Intervention de Gilbert Barbier

Réunion du 17 juin 2015 à 14h30
Malades et personnes en fin de vie — Article 3, amendement 76

Photo de Gilbert BarbierGilbert Barbier :

Avec l’article 3, nous entrons dans le cœur de cette proposition de loi. Depuis hier, nous avons eu à débattre de nombreux points importants, sans nul doute, comme la nécessité d’ouvrir l’accès aux soins palliatifs à l’ensemble des malades en phase terminale d’un processus évolutif pour lequel, à l’évidence, aucun traitement n’est possible.

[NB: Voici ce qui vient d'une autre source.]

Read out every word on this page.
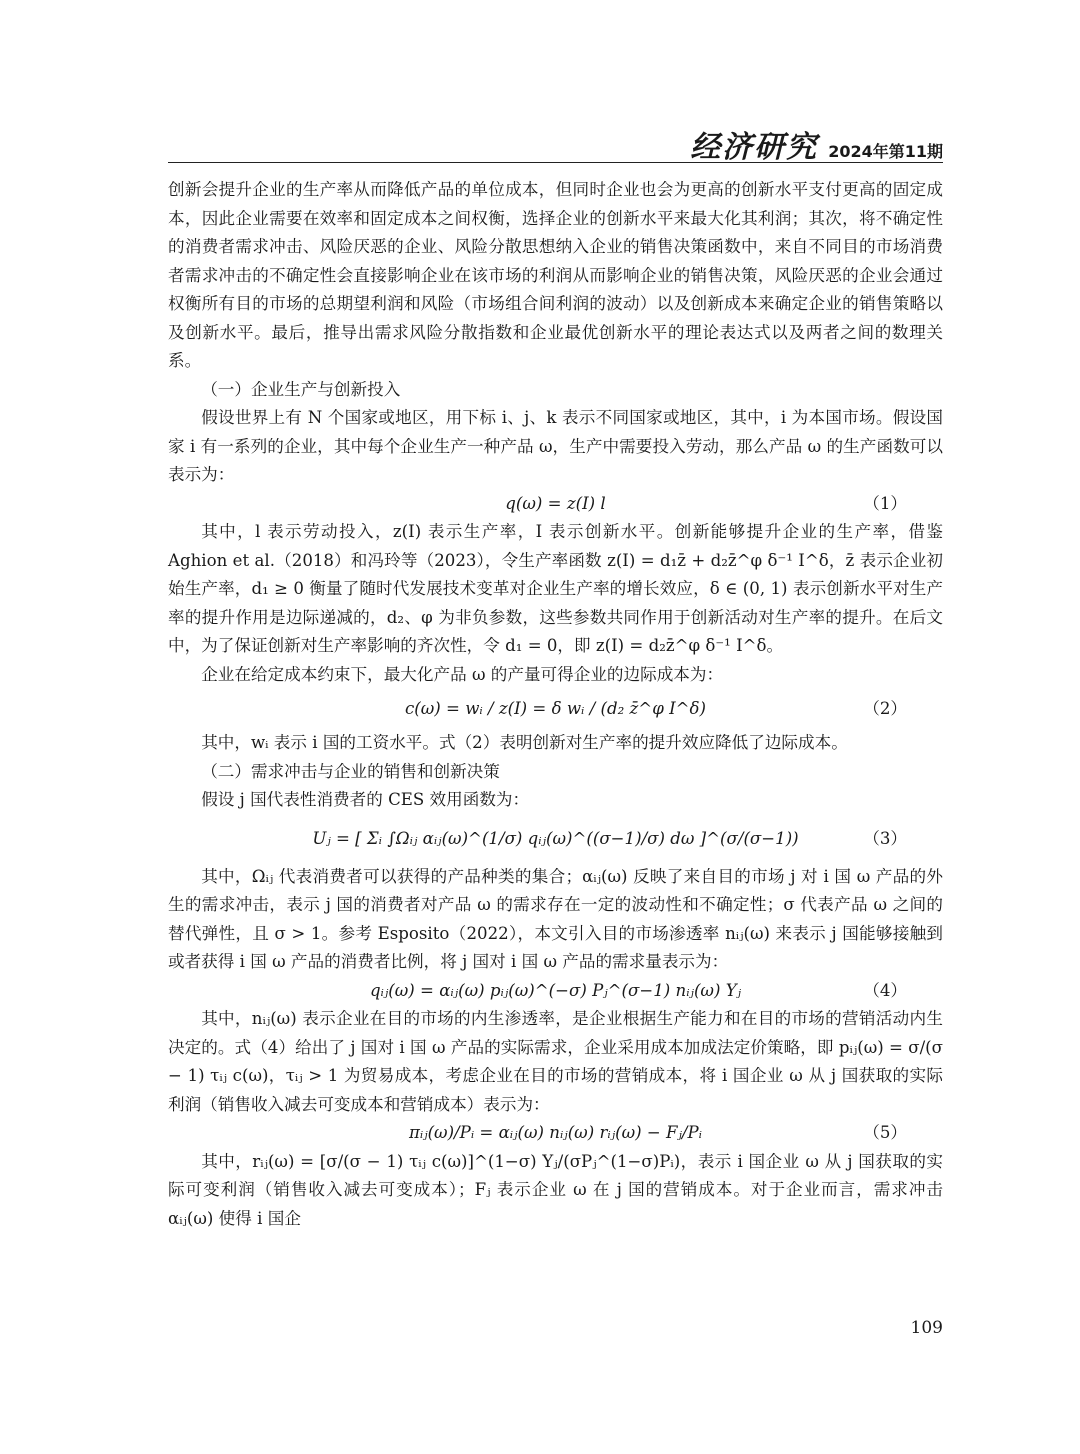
经济研究 2024年第11期

创新会提升企业的生产率从而降低产品的单位成本，但同时企业也会为更高的创新水平支付更高的固定成本，因此企业需要在效率和固定成本之间权衡，选择企业的创新水平来最大化其利润；其次，将不确定性的消费者需求冲击、风险厌恶的企业、风险分散思想纳入企业的销售决策函数中，来自不同目的市场消费者需求冲击的不确定性会直接影响企业在该市场的利润从而影响企业的销售决策，风险厌恶的企业会通过权衡所有目的市场的总期望利润和风险（市场组合间利润的波动）以及创新成本来确定企业的销售策略以及创新水平。最后，推导出需求风险分散指数和企业最优创新水平的理论表达式以及两者之间的数理关系。

（一）企业生产与创新投入

假设世界上有 N 个国家或地区，用下标 i、j、k 表示不同国家或地区，其中，i 为本国市场。假设国家 i 有一系列的企业，其中每个企业生产一种产品 ω，生产中需要投入劳动，那么产品 ω 的生产函数可以表示为：

q(ω) = z(I) l	（1）

其中，l 表示劳动投入，z(I) 表示生产率，I 表示创新水平。创新能够提升企业的生产率，借鉴 Aghion et al.（2018）和冯玲等（2023），令生产率函数 z(I) = d₁z̄ + d₂z̄^φ δ⁻¹ I^δ，z̄ 表示企业初始生产率，d₁ ≥ 0 衡量了随时代发展技术变革对企业生产率的增长效应，δ ∈ (0, 1) 表示创新水平对生产率的提升作用是边际递减的，d₂、φ 为非负参数，这些参数共同作用于创新活动对生产率的提升。在后文中，为了保证创新对生产率影响的齐次性，令 d₁ = 0，即 z(I) = d₂z̄^φ δ⁻¹ I^δ。

企业在给定成本约束下，最大化产品 ω 的产量可得企业的边际成本为：

c(ω) = wᵢ / z(I) = δ wᵢ / (d₂ z̄^φ I^δ)	（2）

其中，wᵢ 表示 i 国的工资水平。式（2）表明创新对生产率的提升效应降低了边际成本。

（二）需求冲击与企业的销售和创新决策

假设 j 国代表性消费者的 CES 效用函数为：

Uⱼ = [ Σᵢ ∫Ωᵢⱼ αᵢⱼ(ω)^(1/σ) qᵢⱼ(ω)^((σ−1)/σ) dω ]^(σ/(σ−1))	（3）

其中，Ωᵢⱼ 代表消费者可以获得的产品种类的集合；αᵢⱼ(ω) 反映了来自目的市场 j 对 i 国 ω 产品的外生的需求冲击，表示 j 国的消费者对产品 ω 的需求存在一定的波动性和不确定性；σ 代表产品 ω 之间的替代弹性，且 σ > 1。参考 Esposito（2022），本文引入目的市场渗透率 nᵢⱼ(ω) 来表示 j 国能够接触到或者获得 i 国 ω 产品的消费者比例，将 j 国对 i 国 ω 产品的需求量表示为：

qᵢⱼ(ω) = αᵢⱼ(ω) pᵢⱼ(ω)^(−σ) Pⱼ^(σ−1) nᵢⱼ(ω) Yⱼ	（4）

其中，nᵢⱼ(ω) 表示企业在目的市场的内生渗透率，是企业根据生产能力和在目的市场的营销活动内生决定的。式（4）给出了 j 国对 i 国 ω 产品的实际需求，企业采用成本加成法定价策略，即 pᵢⱼ(ω) = σ/(σ − 1) τᵢⱼ c(ω)，τᵢⱼ > 1 为贸易成本，考虑企业在目的市场的营销成本，将 i 国企业 ω 从 j 国获取的实际利润（销售收入减去可变成本和营销成本）表示为：

πᵢⱼ(ω)/Pᵢ = αᵢⱼ(ω) nᵢⱼ(ω) rᵢⱼ(ω) − Fⱼ/Pᵢ	（5）

其中，rᵢⱼ(ω) = [σ/(σ − 1) τᵢⱼ c(ω)]^(1−σ) Yⱼ/(σPⱼ^(1−σ)Pᵢ)，表示 i 国企业 ω 从 j 国获取的实际可变利润（销售收入减去可变成本）；Fⱼ 表示企业 ω 在 j 国的营销成本。对于企业而言，需求冲击 αᵢⱼ(ω) 使得 i 国企

109
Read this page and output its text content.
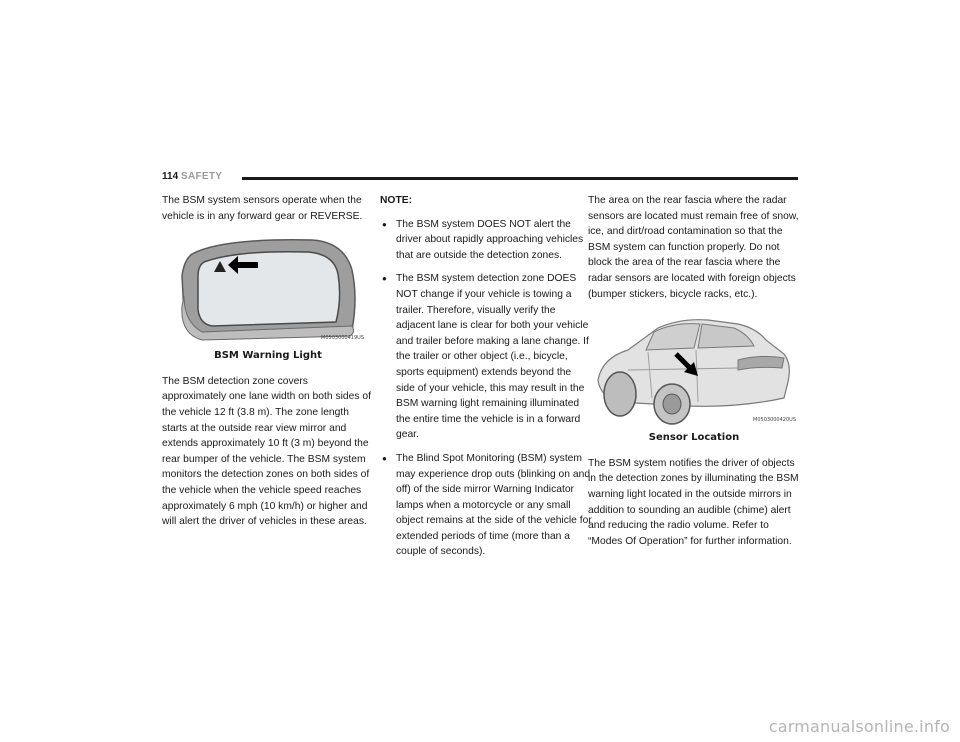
114 SAFETY

The BSM system sensors operate when the vehicle is in any forward gear or REVERSE.

M0503000419US
BSM Warning Light

The BSM detection zone covers approximately one lane width on both sides of the vehicle 12 ft (3.8 m). The zone length starts at the outside rear view mirror and extends approximately 10 ft (3 m) beyond the rear bumper of the vehicle. The BSM system monitors the detection zones on both sides of the vehicle when the vehicle speed reaches approximately 6 mph (10 km/h) or higher and will alert the driver of vehicles in these areas.

NOTE:
● The BSM system DOES NOT alert the driver about rapidly approaching vehicles that are outside the detection zones.
● The BSM system detection zone DOES NOT change if your vehicle is towing a trailer. Therefore, visually verify the adjacent lane is clear for both your vehicle and trailer before making a lane change. If the trailer or other object (i.e., bicycle, sports equipment) extends beyond the side of your vehicle, this may result in the BSM warning light remaining illuminated the entire time the vehicle is in a forward gear.
● The Blind Spot Monitoring (BSM) system may experience drop outs (blinking on and off) of the side mirror Warning Indicator lamps when a motorcycle or any small object remains at the side of the vehicle for extended periods of time (more than a couple of seconds).

The area on the rear fascia where the radar sensors are located must remain free of snow, ice, and dirt/road contamination so that the BSM system can function properly. Do not block the area of the rear fascia where the radar sensors are located with foreign objects (bumper stickers, bicycle racks, etc.).

M0503000420US
Sensor Location

The BSM system notifies the driver of objects in the detection zones by illuminating the BSM warning light located in the outside mirrors in addition to sounding an audible (chime) alert and reducing the radio volume. Refer to “Modes Of Operation” for further information.

carmanualsonline.info
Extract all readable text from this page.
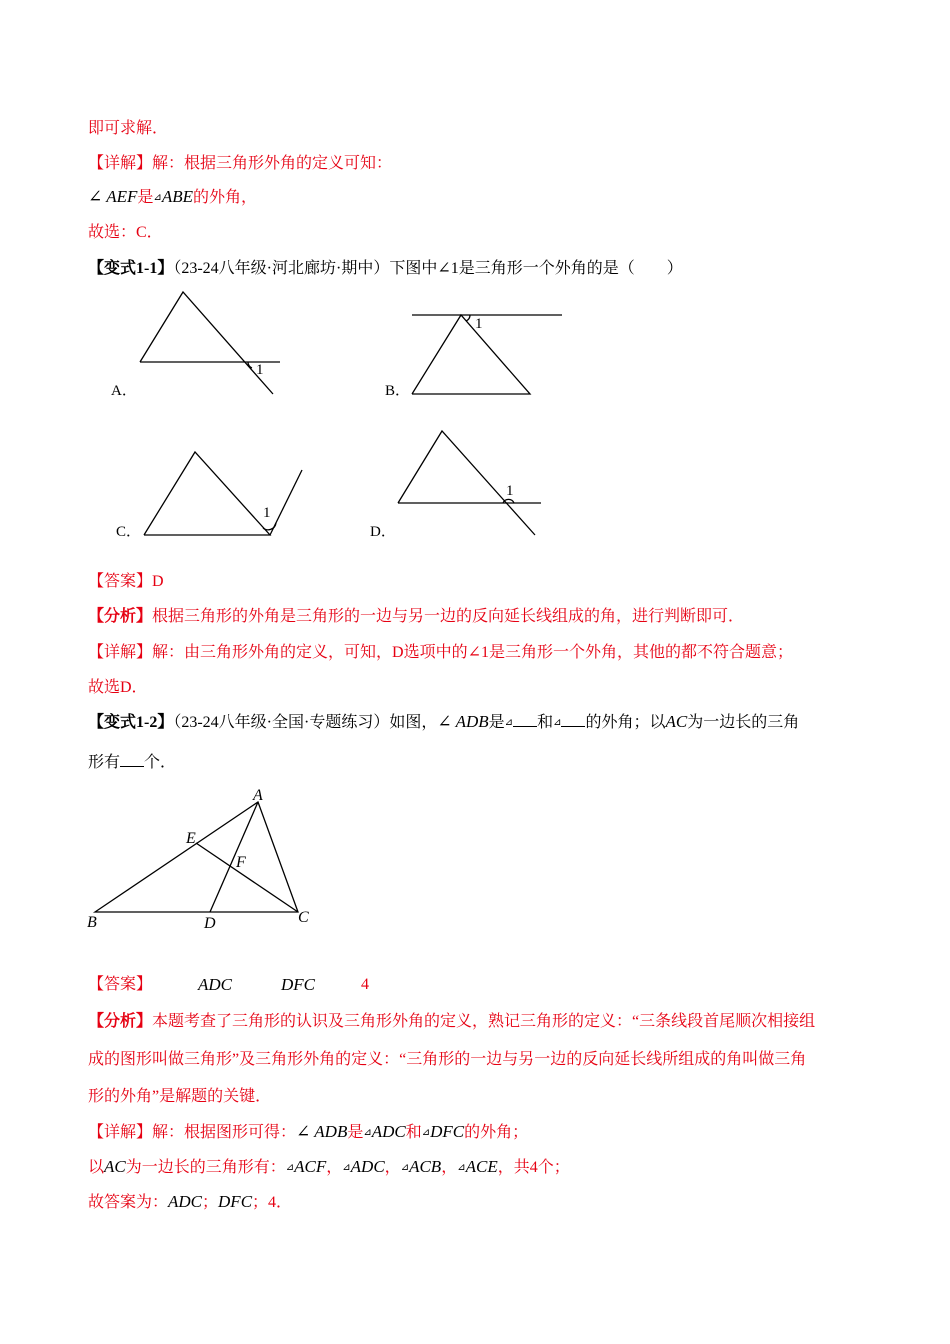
即可求解．
【详解】解：根据三角形外角的定义可知：
∠ AEF是⊿ABE的外角，
故选：C．
【变式1-1】（23-24八年级·河北廊坊·期中）下图中∠1是三角形一个外角的是（　　）
1
1
1
1
A．	B．
C．	D．
A
B	C
D
E
F
【答案】D
【分析】根据三角形的外角是三角形的一边与另一边的反向延长线组成的角，进行判断即可．
【详解】解：由三角形外角的定义，可知，D选项中的∠1是三角形一个外角，其他的都不符合题意；
故选D．
【变式1-2】（23-24八年级·全国·专题练习）如图，∠ ADB是⊿ 和⊿ 的外角；以AC为一边长的三角
形有 个．
【答案】	ADC	DFC	4
【分析】本题考查了三角形的认识及三角形外角的定义，熟记三角形的定义：“三条线段首尾顺次相接组
成的图形叫做三角形”及三角形外角的定义：“三角形的一边与另一边的反向延长线所组成的角叫做三角
形的外角”是解题的关键．
【详解】解：根据图形可得：∠ ADB是⊿ADC和⊿DFC的外角；
以AC为一边长的三角形有：⊿ACF，⊿ADC，⊿ACB，⊿ACE，共4个；
故答案为：ADC；DFC；4．
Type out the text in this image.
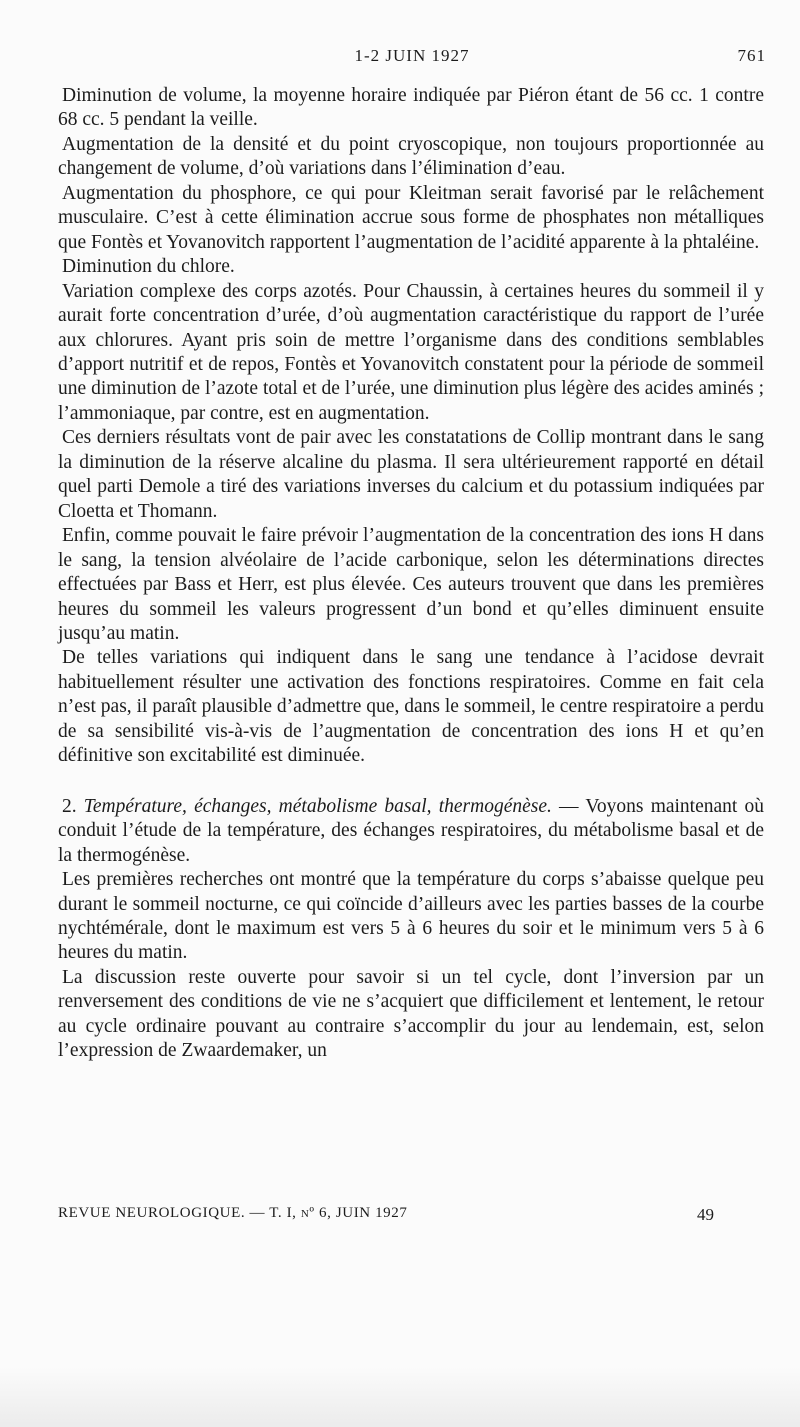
1-2 JUIN 1927	761

Diminution de volume, la moyenne horaire indiquée par Piéron étant de 56 cc. 1 contre 68 cc. 5 pendant la veille.

Augmentation de la densité et du point cryoscopique, non toujours proportionnée au changement de volume, d’où variations dans l’élimination d’eau.

Augmentation du phosphore, ce qui pour Kleitman serait favorisé par le relâchement musculaire. C’est à cette élimination accrue sous forme de phosphates non métalliques que Fontès et Yovanovitch rapportent l’augmentation de l’acidité apparente à la phtaléine.

Diminution du chlore.

Variation complexe des corps azotés. Pour Chaussin, à certaines heures du sommeil il y aurait forte concentration d’urée, d’où augmentation caractéristique du rapport de l’urée aux chlorures. Ayant pris soin de mettre l’organisme dans des conditions semblables d’apport nutritif et de repos, Fontès et Yovanovitch constatent pour la période de sommeil une diminution de l’azote total et de l’urée, une diminution plus légère des acides aminés ; l’ammoniaque, par contre, est en augmentation.

Ces derniers résultats vont de pair avec les constatations de Collip montrant dans le sang la diminution de la réserve alcaline du plasma. Il sera ultérieurement rapporté en détail quel parti Demole a tiré des variations inverses du calcium et du potassium indiquées par Cloetta et Thomann.

Enfin, comme pouvait le faire prévoir l’augmentation de la concentration des ions H dans le sang, la tension alvéolaire de l’acide carbonique, selon les déterminations directes effectuées par Bass et Herr, est plus élevée. Ces auteurs trouvent que dans les premières heures du sommeil les valeurs progressent d’un bond et qu’elles diminuent ensuite jusqu’au matin.

De telles variations qui indiquent dans le sang une tendance à l’acidose devrait habituellement résulter une activation des fonctions respiratoires. Comme en fait cela n’est pas, il paraît plausible d’admettre que, dans le sommeil, le centre respiratoire a perdu de sa sensibilité vis-à-vis de l’augmentation de concentration des ions H et qu’en définitive son excitabilité est diminuée.

2. Température, échanges, métabolisme basal, thermogénèse. — Voyons maintenant où conduit l’étude de la température, des échanges respiratoires, du métabolisme basal et de la thermogénèse.

Les premières recherches ont montré que la température du corps s’abaisse quelque peu durant le sommeil nocturne, ce qui coïncide d’ailleurs avec les parties basses de la courbe nychtémérale, dont le maximum est vers 5 à 6 heures du soir et le minimum vers 5 à 6 heures du matin.

La discussion reste ouverte pour savoir si un tel cycle, dont l’inversion par un renversement des conditions de vie ne s’acquiert que difficilement et lentement, le retour au cycle ordinaire pouvant au contraire s’accomplir du jour au lendemain, est, selon l’expression de Zwaardemaker, un

REVUE NEUROLOGIQUE. — T. I, nº 6, JUIN 1927	49
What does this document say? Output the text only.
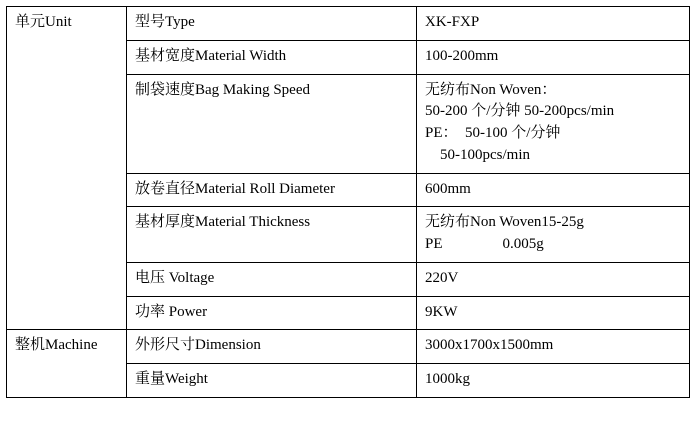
单元Unit	型号Type	XK-FXP

	基材宽度Material Width	100-200mm

	制袋速度Bag Making Speed	无纺布Non Woven：
50-200 个/分钟 50-200pcs/min
PE：  50-100 个/分钟
50-100pcs/min

	放卷直径Material Roll Diameter	600mm

	基材厚度Material Thickness	无纺布Non Woven15-25g
PE                0.005g

	电压 Voltage	220V

	功率 Power	9KW

整机Machine	外形尺寸Dimension	3000x1700x1500mm

	重量Weight	1000kg
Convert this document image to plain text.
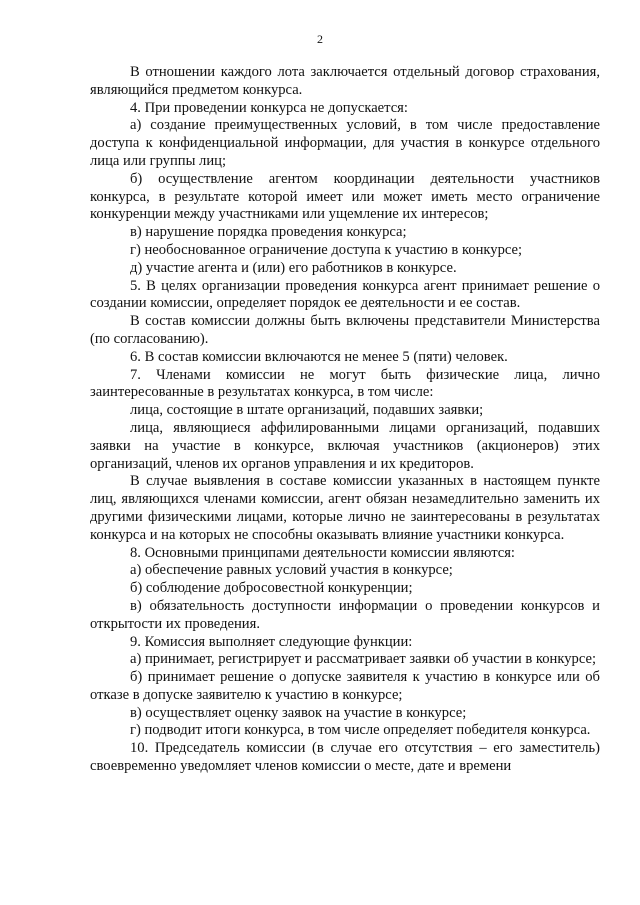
2

В отношении каждого лота заключается отдельный договор страхования, являющийся предметом конкурса.

4. При проведении конкурса не допускается:

а) создание преимущественных условий, в том числе предоставление доступа к конфиденциальной информации, для участия в конкурсе отдельного лица или группы лиц;

б) осуществление агентом координации деятельности участников конкурса, в результате которой имеет или может иметь место ограничение конкуренции между участниками или ущемление их интересов;

в) нарушение порядка проведения конкурса;

г) необоснованное ограничение доступа к участию в конкурсе;

д) участие агента и (или) его работников в конкурсе.

5. В целях организации проведения конкурса агент принимает решение о создании комиссии, определяет порядок ее деятельности и ее состав.

В состав комиссии должны быть включены представители Министерства (по согласованию).

6. В состав комиссии включаются не менее 5 (пяти) человек.

7. Членами комиссии не могут быть физические лица, лично заинтересованные в результатах конкурса, в том числе:

лица, состоящие в штате организаций, подавших заявки;

лица, являющиеся аффилированными лицами организаций, подавших заявки на участие в конкурсе, включая участников (акционеров) этих организаций, членов их органов управления и их кредиторов.

В случае выявления в составе комиссии указанных в настоящем пункте лиц, являющихся членами комиссии, агент обязан незамедлительно заменить их другими физическими лицами, которые лично не заинтересованы в результатах конкурса и на которых не способны оказывать влияние участники конкурса.

8. Основными принципами деятельности комиссии являются:

а) обеспечение равных условий участия в конкурсе;

б) соблюдение добросовестной конкуренции;

в) обязательность доступности информации о проведении конкурсов и открытости их проведения.

9. Комиссия выполняет следующие функции:

а) принимает, регистрирует и рассматривает заявки об участии в конкурсе;

б) принимает решение о допуске заявителя к участию в конкурсе или об отказе в допуске заявителю к участию в конкурсе;

в) осуществляет оценку заявок на участие в конкурсе;

г) подводит итоги конкурса, в том числе определяет победителя конкурса.

10. Председатель комиссии (в случае его отсутствия – его заместитель) своевременно уведомляет членов комиссии о месте, дате и времени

L’article 3 définit les situations dans lesquelles peuvent être mises en place des procédures visant à permettre la mise en route d’un traitement de sédation en faveur des patients qui auront exprimé d’une façon précise leur refus de l’obstination déraisonnable, ainsi qu’aux malades dans l’incapacité d’exprimer leur volonté. Chacun de ces cas va faire l’objet de modifications proposées par les uns et les autres.

Au cours de la nuit dernière, nous avons pu constater qu’il existait des divergences profondes, liées à des conceptions différentes, entre les partisans d’une autonomie totale de l’individu et de son pouvoir décisionnel et ceux qui considèrent que légaliser dans notre pays le « faire mourir » ou l’assistance au suicide est contraire à notre conception de la société.

Une fois que nous aurons défini les conditions dans lesquelles un acte clinique doit ou peut intervenir, reste à déterminer la nature de cet acte.

Dans le texte initial de leur proposition de loi, que je vous invite à relire, mes chers collègues, Alain Claeys et Jean Leonetti prévoient la mise en place d’un traitement à visée sédative et antalgique provoquant une altération profonde et continue de la vigilance jusqu’au décès. Je suis d’accord avec cette position.

Pour les auteurs de cette proposition de loi, il n’est donc nullement question de « sédation profonde et continue ». L’expression ne figure pas dans leur texte. C’est d’ailleurs sur cette base que la commission des affaires sociales de l’Assemblée nationale a débattu pendant de très longues heures, sans que cette approche soit remise en cause. Mais, en séance publique, avec l’adoption du fameux amendement n° 76, déposé par un certain nombre de députés socialistes, la donne a été bouleversée, faisant basculer cette proposition de loi dans l’inacceptable.

En effet, pour les soignants, une sédation profonde et continue, dans sa détermination précise sur le plan clinique – c’est-à-dire un stade 5 et 6 dans l’échelle de Ramsay –, nécessite à tout le moins une assistance respiratoire permanente. De par la loi, cette sédation profonde et continue, qui peut être réclamée par le patient, ne peut plus être considérée comme une pratique médicale qui cherche à soulager le malade, mais comme une façon de provoquer ou de précipiter la mort.

Je pense que les auteurs de cet amendement, qui se sont tous montrés favorables, lors de la discussion à l’Assemblée nationale, à une légalisation de l’euthanasie ou du suicide assisté, ont trouvé, grâce à cette formulation, une présentation acceptable aux yeux de quelques-uns et une alternative « technique » qui permet de contourner le refus exprimé majoritairement, et hier soir encore par notre assemblée. Je suis frappé par l’idée qu’il puisse s’agir d’une sorte de compromis, de consensus, entre partisans et adversaires de l’euthanasie.

Une sédation profonde et continue sans assistance respiratoire provoque la mort dans un très bref délai. En revanche, une sédation bien dosée qui permet de supprimer la perception de la douleur – telle est la raison d’être des antalgiques –, mais aussi du symptôme réfractaire que l’on évoque dans ce cas, est un acte médical délicat. Vouloir imposer des doses, en précisant que sont visés les stades 5 et 6, sans laisser une certaine capacité de jugement au médecin ou à l’équipe soignante, n’est pas acceptable.

Supprimons de ce texte les deux adjectifs « profonde » et « continue », ou atténuons-en la portée et nous répondrons, je le pense, au souhait de l’immense majorité de nos concitoyens.